The first setback was not receiving funding for my first venture.

The venture actually proved profitable. As did this particular site, but these things were very random.

There have been many personal failures throughout my life. One of the earliest failures were failures in relationships.

There were many problems that led me to perform poorly in relationships, but then there were other issues that arose. These issues were mostly self-made.

I realize now that the successful say "no" more than they say "yes." Anyone who wants to become successful in a start-up must evaluate each opportunity and use a great deal of discernment because the pain of failure is very hard for the average person to understand.
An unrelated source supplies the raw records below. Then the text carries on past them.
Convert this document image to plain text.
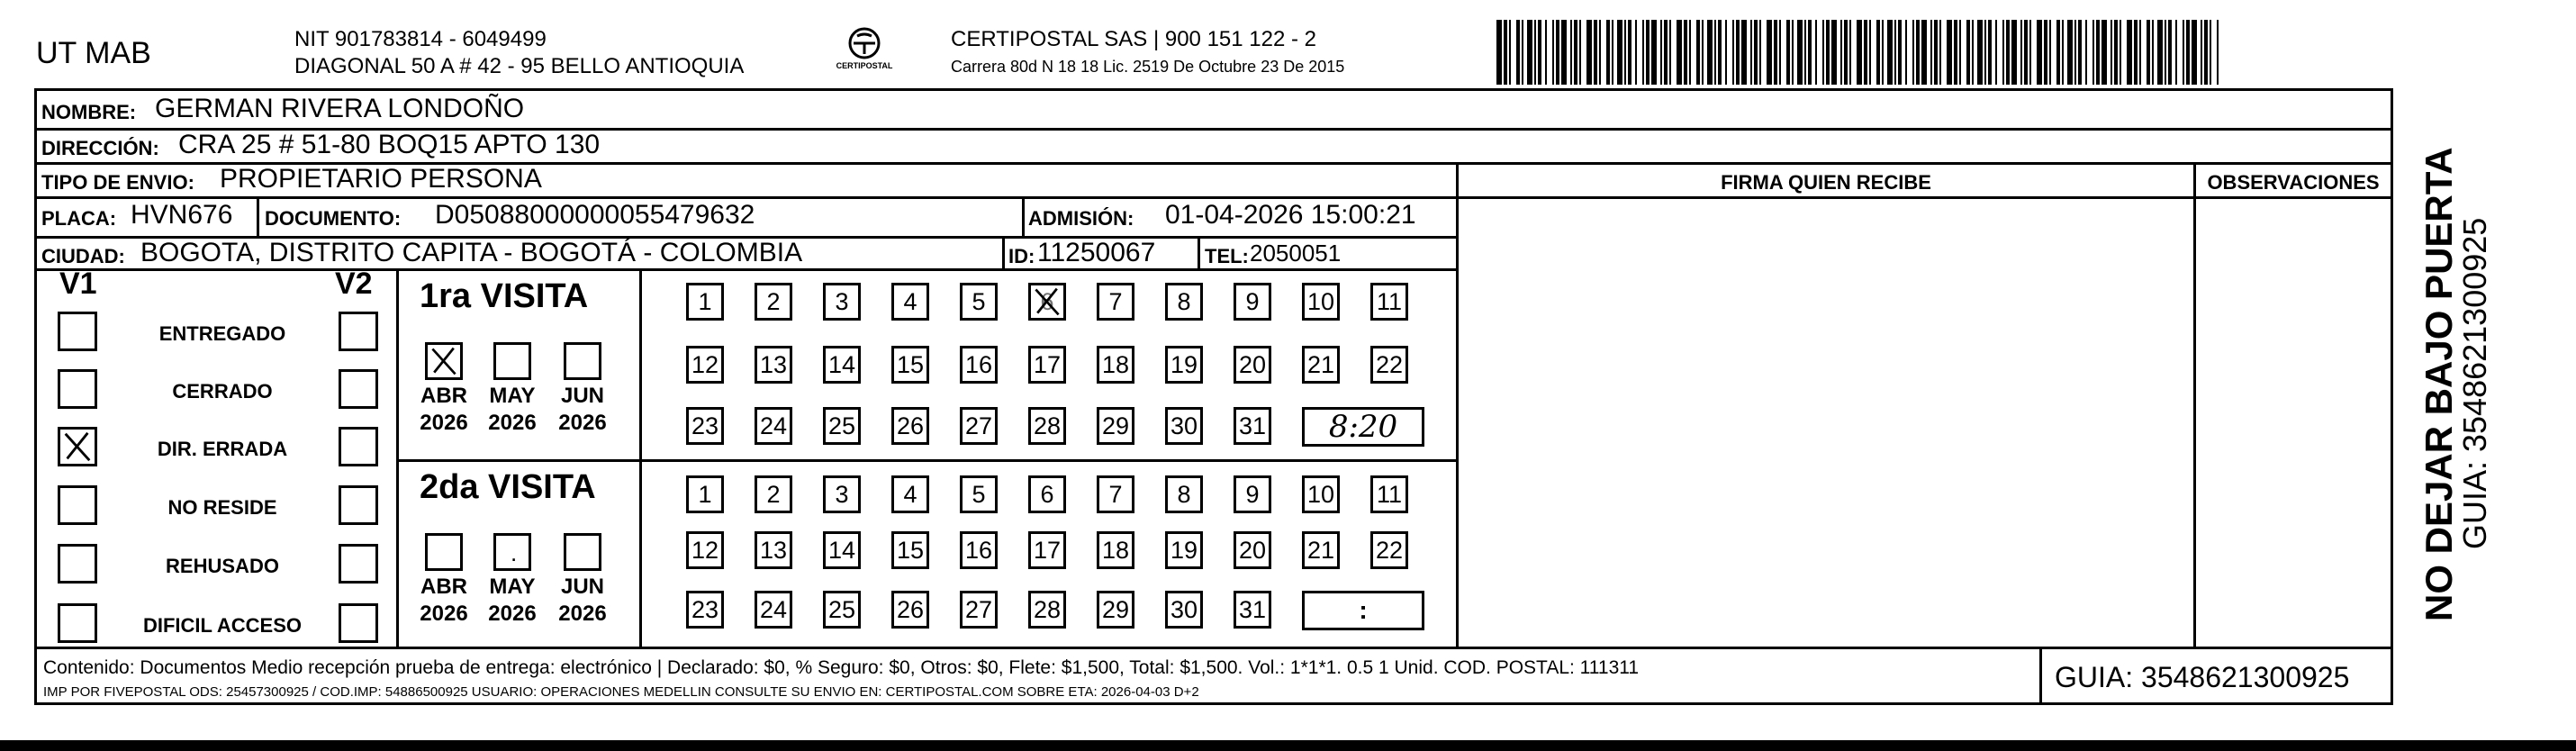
UT MAB	NIT 901783814 - 6049499
DIAGONAL 50 A # 42 - 95 BELLO ANTIOQUIA	CERTIPOSTAL
CERTIPOSTAL SAS | 900 151 122 - 2
Carrera 80d N 18 18 Lic. 2519 De Octubre 23 De 2015
NOMBRE: GERMAN RIVERA LONDOÑO
DIRECCIÓN: CRA 25 # 51-80 BOQ15 APTO 130
TIPO DE ENVIO: PROPIETARIO PERSONA	FIRMA QUIEN RECIBE	OBSERVACIONES
PLACA: HVN676 DOCUMENTO: D05088000000055479632	ADMISIÓN: 01-04-2026 15:00:21
CIUDAD: BOGOTA, DISTRITO CAPITA - BOGOTÁ - COLOMBIA	ID: 11250067 TEL: 2050051
V1	V2
ENTREGADO
CERRADO
DIR. ERRADA
NO RESIDE
REHUSADO
DIFICIL ACCESO
1ra VISITA
ABR
2026
MAY
2026
JUN
2026
1 2 3 4 5 6 7 8 9 10 11
12 13 14 15 16 17 18 19 20 21 22
23 24 25 26 27 28 29 30 31 8:20
2da VISITA
ABR
2026
.
MAY
2026
JUN
2026
1 2 3 4 5 6 7 8 9 10 11
12 13 14 15 16 17 18 19 20 21 22
23 24 25 26 27 28 29 30 31	:
Contenido: Documentos Medio recepción prueba de entrega: electrónico | Declarado: $0, % Seguro: $0, Otros: $0, Flete: $1,500, Total: $1,500. Vol.: 1*1*1. 0.5 1 Unid. COD. POSTAL: 111311
IMP POR FIVEPOSTAL ODS: 25457300925 / COD.IMP: 54886500925 USUARIO: OPERACIONES MEDELLIN CONSULTE SU ENVIO EN: CERTIPOSTAL.COM SOBRE ETA: 2026-04-03 D+2	GUIA: 3548621300925
NO DEJAR BAJO PUERTA
GUIA: 3548621300925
Failing causes one to re-evaluate one's entire life.

The failure causes others to perceive that person differently also. Others may question your competency when you fail and perceive you to be less talented. Perception is reality.

These feelings of doubt may plague the entrepreneur for months or even years and this loss of confidence definitely affects the likelihood of the entrepreneur taking risks in the future.
The bruise to one's ego may increase feelings of inadequacy, depression, and even provoke thoughts of suicide.

There are plenty of entrepreneurs that have lost their homes, livelihoods and most of all their investors in bad ventures. This loss can be incredibly discouraging.

I made plenty of fair-weather friends while I was the high-flying playboy at Carnegie Mellon.
The friends that I made in the past were totally opportunistic leeches.

"Evil draws men together."-Aristotle

I am pretty certain that most of the behaviours that I partook in with these so-called friends was necessary.

In spite of everything that occurred within my life, I do not regret those trying times. Those losses taught me valuable lessons and have influenced my future objectives.